A third issue — federal proposals to regulate the business travel of corporate recipients of the Troubled Asset Relief Program — inflicts the most damage on operators as the business travel sector radically contracts from recession and politically-driven populist rage.
The Port Authority decision to prohibit the unregulated WeDriveU program at key New York and New Jersey area airports, seaports, and bus terminals stymies Avis in the nexus of the chauffeured transportation industry, namely the New York and northern New Jersey market areas.
Meanwhile, despite the recent defection of Sen. Arlen Spector of Pennsylvania to the Democratic party, he says he will remain opposed to the union-driven Employee Free Choice Act. Along with reservations from more moderate Democratic Senators from Republican-leaning states, the EFCA is left drifting in the water for now.

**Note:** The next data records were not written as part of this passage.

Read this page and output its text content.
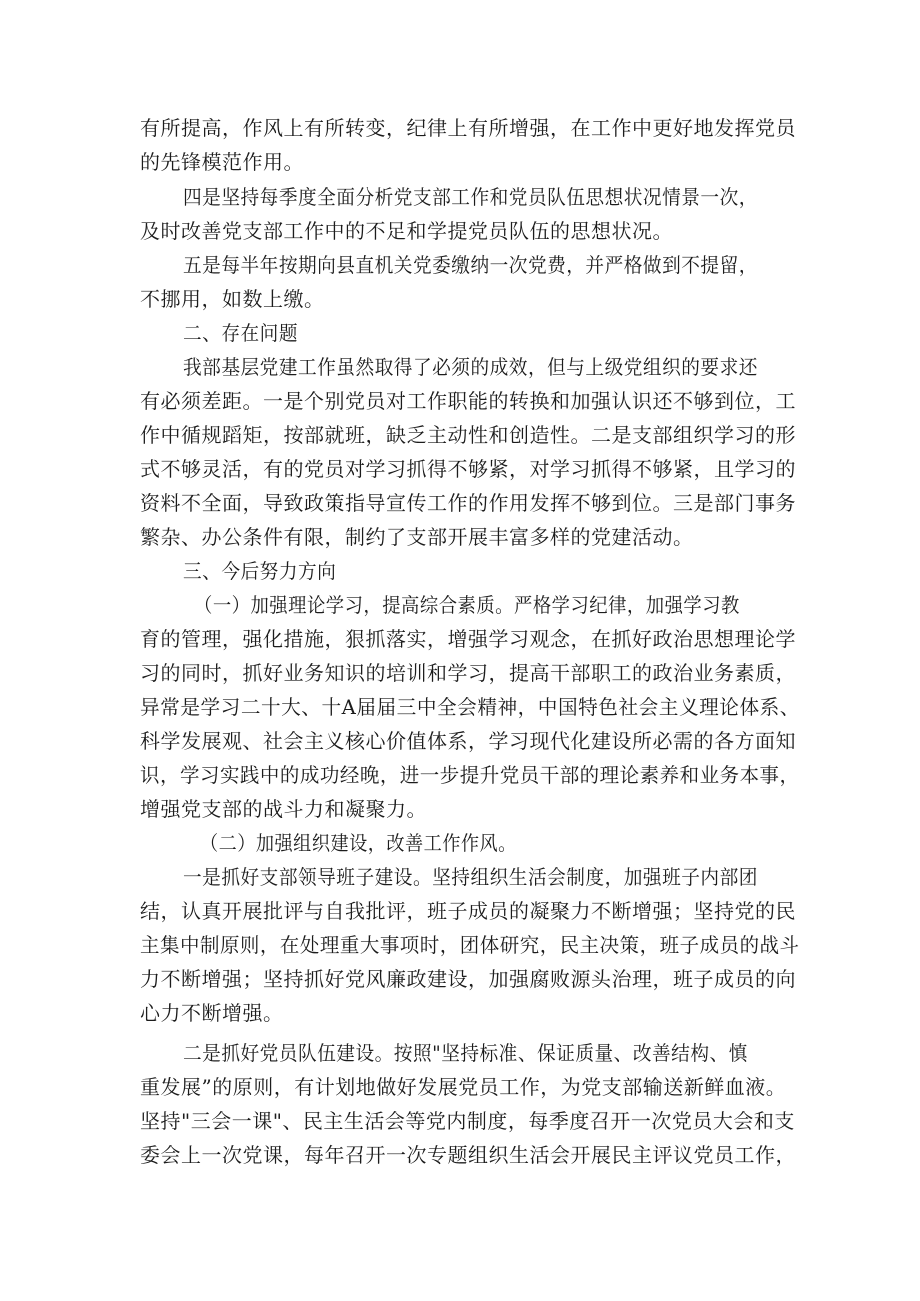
有所提高，作风上有所转变，纪律上有所增强，在工作中更好地发挥党员
的先锋模范作用。
四是坚持每季度全面分析党支部工作和党员队伍思想状况情景一次，
及时改善党支部工作中的不足和学提党员队伍的思想状况。
五是每半年按期向县直机关党委缴纳一次党费，并严格做到不提留，
不挪用，如数上缴。
二、存在问题
我部基层党建工作虽然取得了必须的成效，但与上级党组织的要求还
有必须差距。一是个别党员对工作职能的转换和加强认识还不够到位，工
作中循规蹈矩，按部就班，缺乏主动性和创造性。二是支部组织学习的形
式不够灵活，有的党员对学习抓得不够紧，对学习抓得不够紧，且学习的
资料不全面，导致政策指导宣传工作的作用发挥不够到位。三是部门事务
繁杂、办公条件有限，制约了支部开展丰富多样的党建活动。
三、今后努力方向
（一）加强理论学习，提高综合素质。严格学习纪律，加强学习教
育的管理，强化措施，狠抓落实，增强学习观念，在抓好政治思想理论学
习的同时，抓好业务知识的培训和学习，提高干部职工的政治业务素质，
异常是学习二十大、十A届届三中全会精神，中国特色社会主义理论体系、
科学发展观、社会主义核心价值体系，学习现代化建设所必需的各方面知
识，学习实践中的成功经晚，进一步提升党员干部的理论素养和业务本事，
增强党支部的战斗力和凝聚力。
（二）加强组织建设，改善工作作风。
一是抓好支部领导班子建设。坚持组织生活会制度，加强班子内部团
结，认真开展批评与自我批评，班子成员的凝聚力不断增强；坚持党的民
主集中制原则，在处理重大事项时，团体研究，民主决策，班子成员的战斗
力不断增强；坚持抓好党风廉政建设，加强腐败源头治理，班子成员的向
心力不断增强。
二是抓好党员队伍建设。按照"坚持标准、保证质量、改善结构、慎
重发展”的原则，有计划地做好发展党员工作，为党支部输送新鲜血液。
坚持"三会一课"、民主生活会等党内制度，每季度召开一次党员大会和支
委会上一次党课，每年召开一次专题组织生活会开展民主评议党员工作，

Had Avis WeDriveU prevailed so far and the card-check legislation succeeded, chauffeured transportation would be suffering two of its most crippling economic blows in addition to the recession and the anti-business travel climate. Avis would be emboldened in its business plan to undercut operators with cheaper and lower quality service while employees would be deprived of a secret ballot procedure to vote on proposals to unionize.
On the positive side, such a nightmarish perfect storm has not materialized; on the negative side, nothing can be safely taken off the table just yet. Avis WeDriveU still operates in many cities and union card-check legislation could still be resuscitated with a compromise version, or in its original version with enough twisted arm support.

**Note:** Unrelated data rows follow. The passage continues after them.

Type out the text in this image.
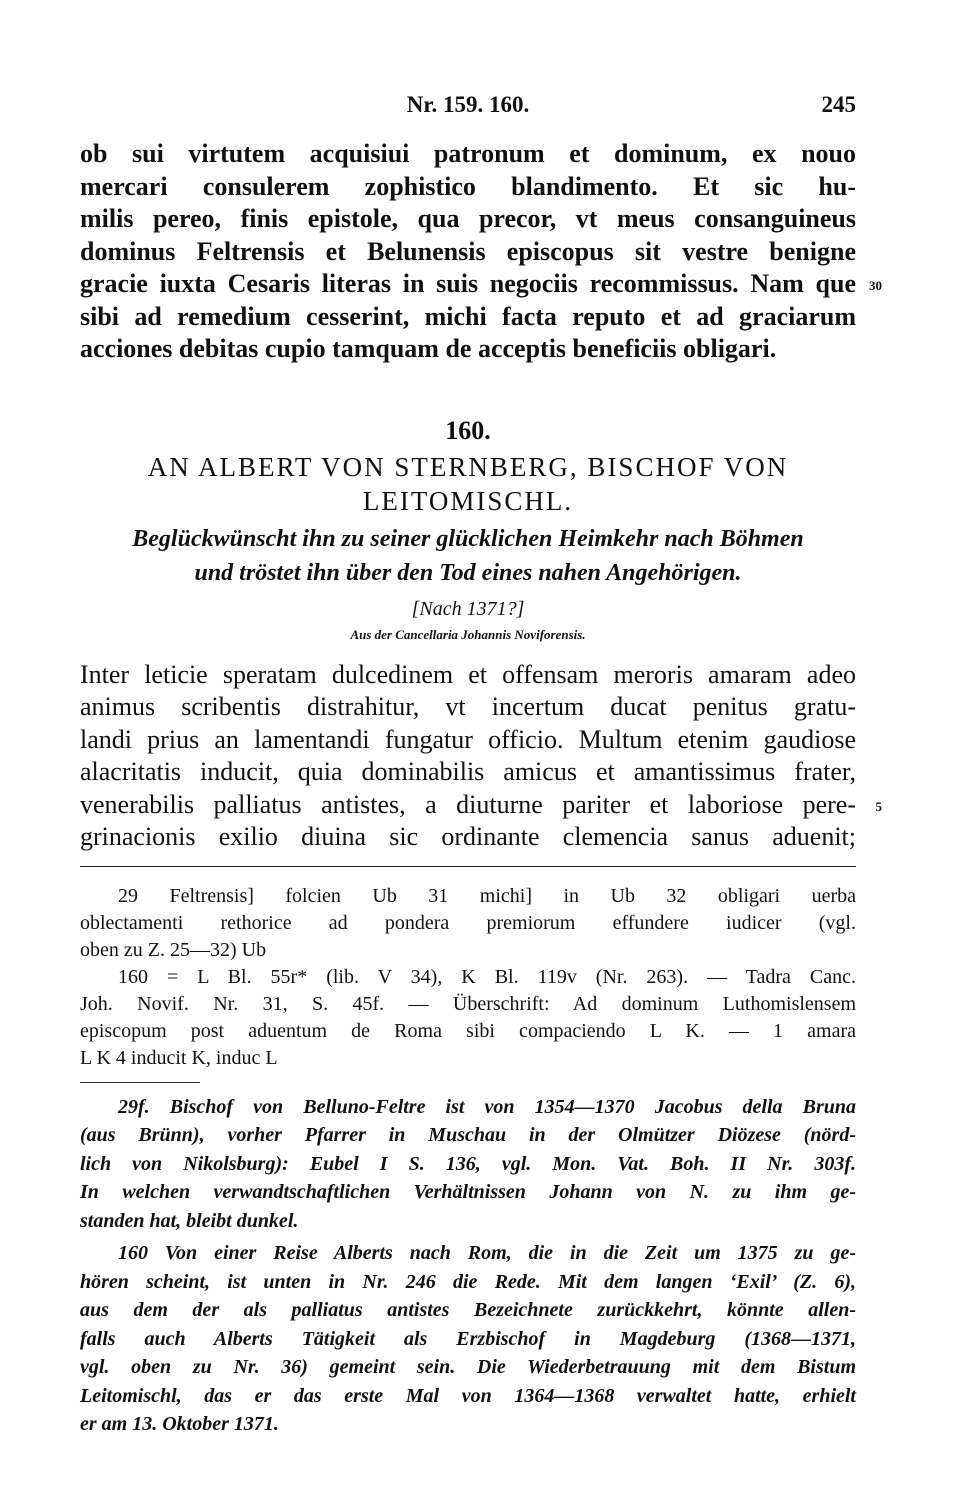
Nr. 159. 160.	245
ob sui virtutem acquisiui patronum et dominum, ex nouo
mercari consulerem zophistico blandimento. Et sic hu-
milis pereo, finis epistole, qua precor, vt meus consanguineus
dominus Feltrensis et Belunensis episcopus sit vestre benigne
gracie iuxta Cesaris literas in suis negociis recommissus. Nam que 30
sibi ad remedium cesserint, michi facta reputo et ad graciarum
acciones debitas cupio tamquam de acceptis beneficiis obligari.
160.
AN ALBERT VON STERNBERG, BISCHOF VON
LEITOMISCHL.
Beglückwünscht ihn zu seiner glücklichen Heimkehr nach Böhmen
und tröstet ihn über den Tod eines nahen Angehörigen.
[Nach 1371?]
Aus der Cancellaria Johannis Noviforensis.
Inter leticie speratam dulcedinem et offensam meroris amaram adeo
animus scribentis distrahitur, vt incertum ducat penitus gratu-
landi prius an lamentandi fungatur officio. Multum etenim gaudiose
alacritatis inducit, quia dominabilis amicus et amantissimus frater,
venerabilis palliatus antistes, a diuturne pariter et laboriose pere- 5
grinacionis exilio diuina sic ordinante clemencia sanus aduenit;
29 Feltrensis] folcien Ub 31 michi] in Ub 32 obligari uerba
oblectamenti rethorice ad pondera premiorum effundere iudicer (vgl.
oben zu Z. 25—32) Ub
160 = L Bl. 55r* (lib. V 34), K Bl. 119v (Nr. 263). — Tadra Canc.
Joh. Novif. Nr. 31, S. 45f. — Überschrift: Ad dominum Luthomislensem
episcopum post aduentum de Roma sibi compaciendo L K. — 1 amara
L K 4 inducit K, induc L
29f. Bischof von Belluno-Feltre ist von 1354—1370 Jacobus della Bruna
(aus Brünn), vorher Pfarrer in Muschau in der Olmützer Diözese (nörd-
lich von Nikolsburg): Eubel I S. 136, vgl. Mon. Vat. Boh. II Nr. 303f.
In welchen verwandtschaftlichen Verhältnissen Johann von N. zu ihm ge-
standen hat, bleibt dunkel.
160 Von einer Reise Alberts nach Rom, die in die Zeit um 1375 zu ge-
hören scheint, ist unten in Nr. 246 die Rede. Mit dem langen ‘Exil’ (Z. 6),
aus dem der als palliatus antistes Bezeichnete zurückkehrt, könnte allen-
falls auch Alberts Tätigkeit als Erzbischof in Magdeburg (1368—1371,
vgl. oben zu Nr. 36) gemeint sein. Die Wiederbetrauung mit dem Bistum
Leitomischl, das er das erste Mal von 1364—1368 verwaltet hatte, erhielt
er am 13. Oktober 1371.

So the fact that two of the three issues identified by industry leaders as key threats to operators have receded somewhat for now is no excuse to ease up for NLA President Ron Sorci.
“By no stretch of imagination are we feeling ecstatic,” Sorci said of the card-check legislation. “We have to look at it from every angle.”
Sorci said the NLA hopes that Sen. Spector remains opposed to the EFCA, whether as a Democrat or Republican.
“We have concerns over this potential act being passed,” Sorci said.
“Even if it’s not in its present form, we have concerns of what a modified version would look like.”
Sorci discussed all three issues at a Limousine Association of Houston luncheon on April 28, and updated members on NLA legislative strategies and priorities.
The NLA has drafted a letter for its members that can be personalized and sent to Congressional representatives and Senators expressing business opposition to union card check legislation.
On the business travel issue, the NLA last month joined the U.S. Travel Association in its effort to campaign against the Taxpayer Protection and Corporate Responsibility Act, introduced by Sen. John Kerry, D-Mass., which would prevent any business that received money under the Troubled Asset Relief Program from paying for travel, meetings, gatherings, parties or conventions.
On a fourth key industry issue, an amendment to the RIDE Act, the NLA plans to make it the focus of its annual Day On the Hill lobbying effort scheduled for Tuesday, June 9. NLA lobbyist Louie Perry of Cornerstone Government Affairs recently met with staff members of Sen. David Vitter, R-La., and Sen. Frank Lautenberg, D-N.J., about ways to reintroduce the RIDE Act amendment into the U.S. Senate.
The amendment to the 2002 Real Interstate Driver’s Equity Act would do three key things for chauffeured transportation operators:
• Clarifies that states and political subdivisions (including publicly owned airports) cannot charge any fees “with respect to” a vehicle that is providing pre-arranged interstate ground transportation service. This clarification is required because some airports charge a fee for each for-hire vehicle, regardless of whether the vehicle is carrying passengers on an interstate trip. For this reason, the present “on account of” language needs to be revised.
• Adds a new provision, prohibiting any transportation terminal (principally airports) that receives federal funding from charging a special fee (other than a fee charged to the general public) for access to or use of the terminal or its facilities by any (interstate or intra-state) provider of pre-arranged ground transportation that is otherwise duly licensed by its “home” state.
• These provisions do not prohibit airports and other transportation terminals from contracting for preferential arrangements, including “close-in” or exclusive on-site concessions, or from providing special lots for limousines and sedans for which the company or driver may voluntarily pay a fee.